One of the real joys of being in this industry is experiencing the satisfaction of knowing you just helped someone land a job who really needed it, someone whose family really needed it.
Certainly there are bad jobs out there. But there is a big difference between a bad job and a tough or challenging job. I would classify a bad job as one where your employer does not care about your safety or health, and the quality of the working conditions. In a bad job ethics and legal compliance take a back seat or are ignored all together. A bad job can exist in any industry or at any job level. It can exist in a white collar or blue collar environment, it does not matter, it’s a bad job. If you find yourself in a bad job, it’s best to leave as quickly as you can.
But don’t confuse a bad job with a tough or challenging job. Here’s what I mean. Working as a skilled carpenter on an OSHA regulated construction site for a reputable, well run construction firm, is tough work. You are exposed to the elements, on ladders, using power tools. Physically, it’s more demanding than working at a computer or standing at a kiosk. But that does not mean it is a bad job. If you have the skills, love to use them, and your employer attends to your safety and well-being, it’s not a bad job!
One important thing to keep in mind, for some people their circumstances limit their job and career choices. That is just a practical reality. Transportation issues, physical limitations, or lack of experience are examples of circumstances that factor into the equation. But once you are in a job, that is where your choices begin. It is your choice to decide whether to make the most of this opportunity or not. Like a marching band, do you keep marching forward, or do you mark time in place keeping the beat, or do you chaotically step back jeopardizing the entire ensemble of your career path?
To me taking a step back in your career has nothing to do with taking a lessor position than your last one, or less money, or less responsibility. But instead it has everything to do with you choosing not to learn and gain anything from the position you are currently in. Maybe your last job was with a big multinational brand, with all the sophistication that entails and your current job is with a small “mom and pop.” Despite all the training your last company offered, the real world experiences you will gain from working with a small business owner on a daily basis are invaluable. Take advantage of your situation to learn all that you can. But instead, if your attitude is sour and your dismay for your current situation is obvious- no one gains, no one wins and you likely will not be there long whether you need the job or not.

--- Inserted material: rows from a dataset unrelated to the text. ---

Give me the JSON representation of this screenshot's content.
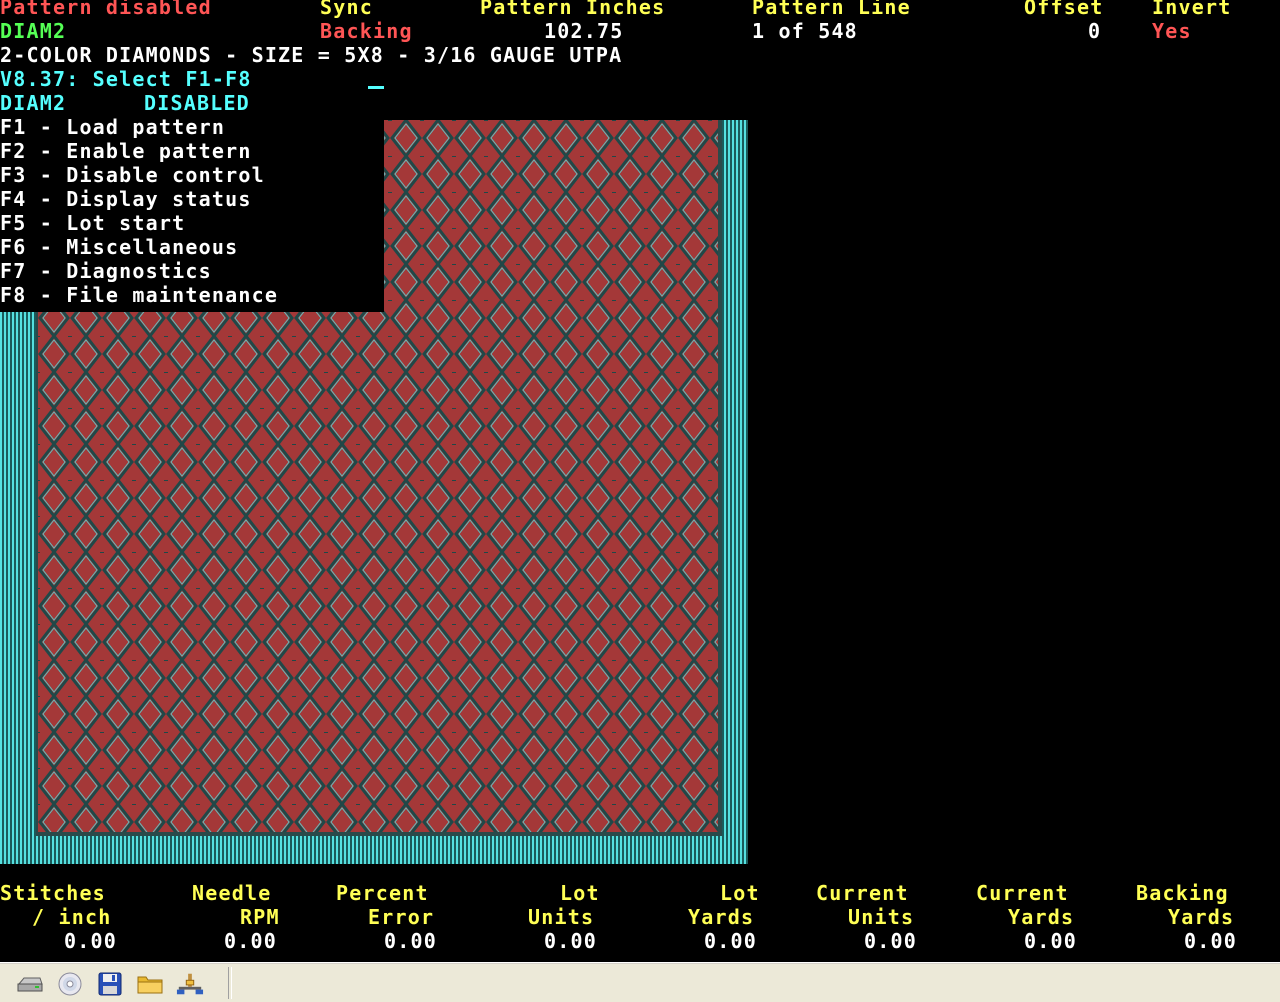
{
  "header": {
    "status_label": "Pattern disabled",
    "pattern_name": "DIAM2",
    "sync_label": "Sync",
    "sync_value": "Backing",
    "pattern_inches_label": "Pattern Inches",
    "pattern_inches_value": "102.75",
    "pattern_line_label": "Pattern Line",
    "pattern_line_value": "1 of 548",
    "offset_label": "Offset",
    "offset_value": "0",
    "invert_label": "Invert",
    "invert_value": "Yes",
    "description": "2-COLOR DIAMONDS - SIZE = 5X8 - 3/16 GAUGE UTPA",
    "prompt": "V8.37: Select F1-F8",
    "current_name": "DIAM2",
    "current_state": "DISABLED"
  },
  "menu": {
    "items": [
      {
        "key": "F1",
        "label": "F1 - Load pattern"
      },
      {
        "key": "F2",
        "label": "F2 - Enable pattern"
      },
      {
        "key": "F3",
        "label": "F3 - Disable control"
      },
      {
        "key": "F4",
        "label": "F4 - Display status"
      },
      {
        "key": "F5",
        "label": "F5 - Lot start"
      },
      {
        "key": "F6",
        "label": "F6 - Miscellaneous"
      },
      {
        "key": "F7",
        "label": "F7 - Diagnostics"
      },
      {
        "key": "F8",
        "label": "F8 - File maintenance"
      }
    ]
  },
  "stats": [
    {
      "line1": "Stitches",
      "line2": "/ inch",
      "value": "0.00"
    },
    {
      "line1": "Needle",
      "line2": "RPM",
      "value": "0.00"
    },
    {
      "line1": "Percent",
      "line2": "Error",
      "value": "0.00"
    },
    {
      "line1": "Lot",
      "line2": "Units",
      "value": "0.00"
    },
    {
      "line1": "Lot",
      "line2": "Yards",
      "value": "0.00"
    },
    {
      "line1": "Current",
      "line2": "Units",
      "value": "0.00"
    },
    {
      "line1": "Current",
      "line2": "Yards",
      "value": "0.00"
    },
    {
      "line1": "Backing",
      "line2": "Yards",
      "value": "0.00"
    }
  ],
  "taskbar": {
    "icons": [
      "drive-icon",
      "disc-icon",
      "floppy-save-icon",
      "folder-icon",
      "network-icon"
    ]
  },
  "colors": {
    "red": "#ff5555",
    "yellow": "#ffff55",
    "green": "#55ff55",
    "cyan": "#55ffff",
    "white": "#ffffff",
    "pattern_red": "#a43838",
    "pattern_teal": "#55e0e0"
  }
}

What is marking time? Well, marking time is what a marching band or a military formation does when it is marching in place. The goal is for everyone to be on the same step corresponding to the beat of the drum or the called cadence. It’s organized, it’s disciplined and it’s efficient. It also helps the musicians in the band to keep time as they play their individual instruments. Wikipedia further defines it as a term that “can also be used to refer to doing a minor job or task while waiting for an opportunity to arise.”

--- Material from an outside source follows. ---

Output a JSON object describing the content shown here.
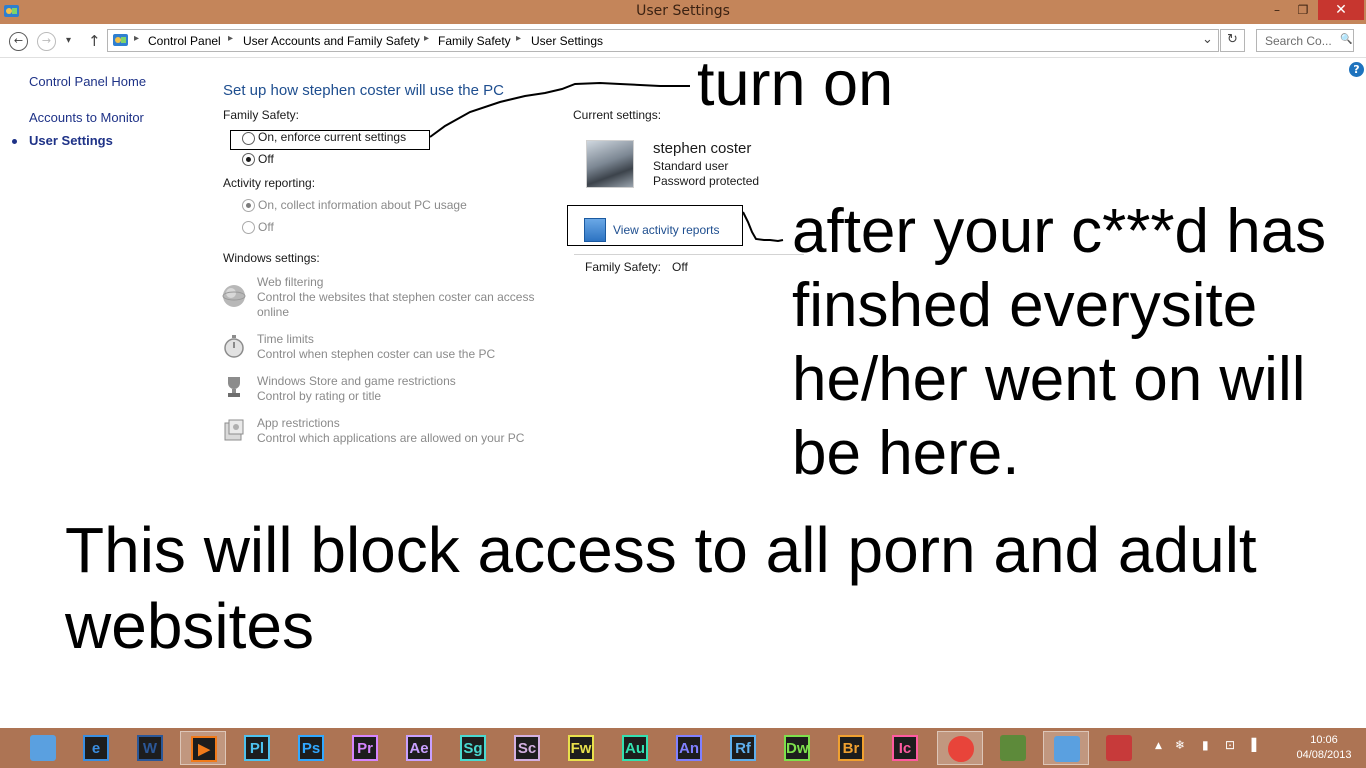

That is the key point- if the job you are in is not the job to end all jobs, and it’s not a bad job (see above…), take full advantage while you are waiting for that next great opportunity to learn all you can in your current situation. Some people often look at accepting or pursuing a temporary or contingent job as taking a step back. Nothing could be further from the truth! Temporary and staffing jobs open a world of opportunity. There is a good possibility you may be “marking time” for a little while. But in today’s outsourced driven global economy, one of the best ways to march through the front door of your dream job is by coming in as a temporary.

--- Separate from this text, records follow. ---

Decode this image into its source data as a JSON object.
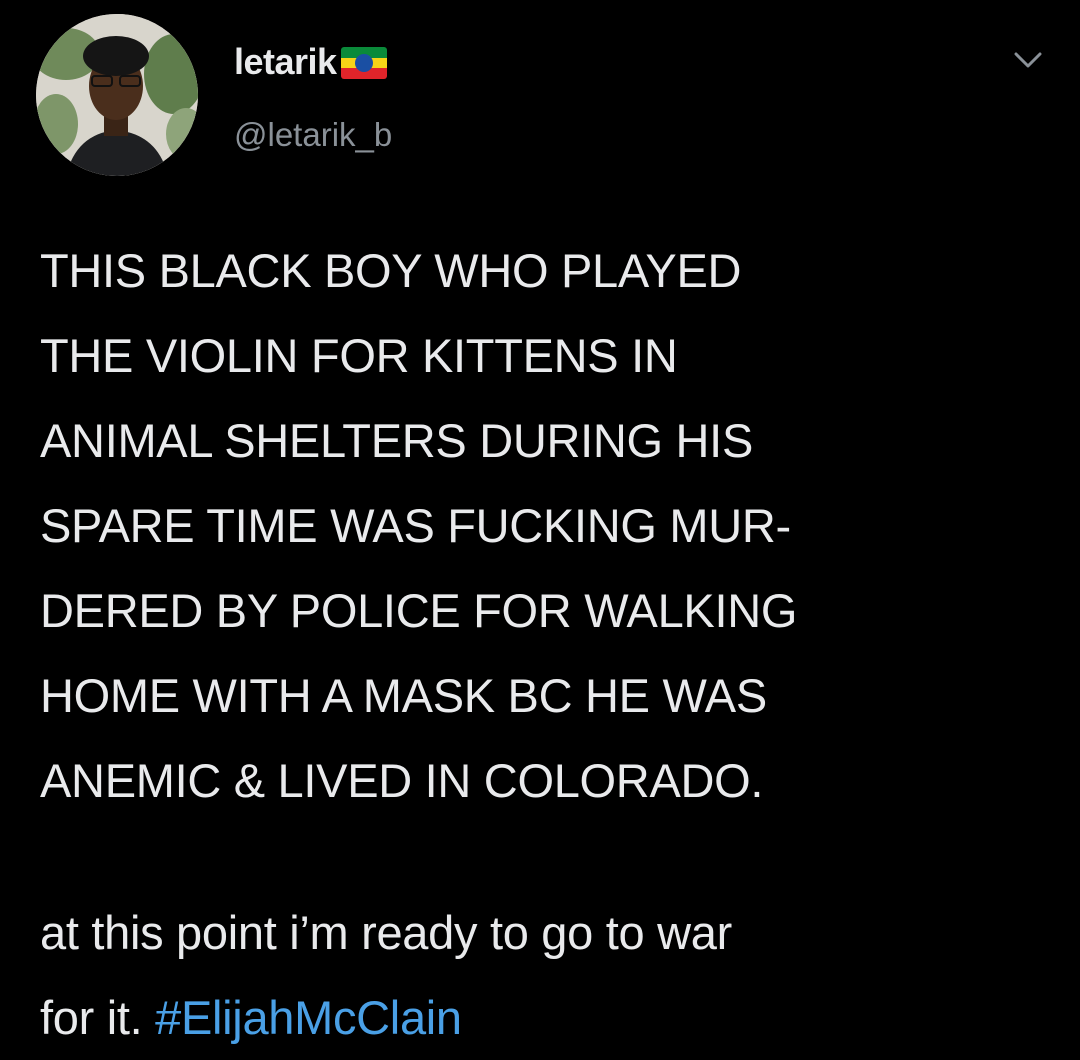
{
  "author": {
    "display_name": "letarik",
    "handle": "@letarik_b",
    "flag_icon": "ethiopia-flag-icon",
    "flag_colors": [
      "#0a8a3a",
      "#f7d417",
      "#e0242a"
    ]
  },
  "tweet": {
    "lines": [
      "THIS BLACK BOY WHO PLAYED",
      "THE VIOLIN FOR KITTENS IN",
      "ANIMAL SHELTERS DURING HIS",
      "SPARE TIME WAS FUCKING MUR-",
      "DERED BY POLICE FOR WALKING",
      "HOME WITH A MASK BC HE WAS",
      "ANEMIC & LIVED IN COLORADO."
    ],
    "tail_line_1": "at this point i’m ready to go to war",
    "tail_line_2_prefix": "for it. ",
    "hashtag": "#ElijahMcClain"
  },
  "colors": {
    "background": "#000000",
    "text": "#e9eaec",
    "secondary_text": "#8a9198",
    "hashtag": "#4aa0e6"
  }
}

When a band or military unit steps forward, your expectation as a spectator is for it to be done with precision and uniformity. You expect them to exhibit that they’ve done this before. The truth is they have. They were all beginners at some point and through hard work, effort and practice they have mastered the ability to march, maneuver, and play their instruments together. So how do you get there in your career? By taking full advantage of the job you are in today to learn what you can, improving your skills, and contributing on a daily basis. Maybe the job you are in is a temporary job through a staffing service. Even better! You have a team of people there to support and coach you. They are there to make sure this is a “good job” and not a “bad job” (see above again!). Take full advantage of this opportunity. If you do, you could be rewarded with a permanent position there, or you may be the first person called when that job you really want becomes available, all while staying productive and learning where you are (Marking Time!). The choice is yours, the band is playing and on the march- why not join in and see where it takes you?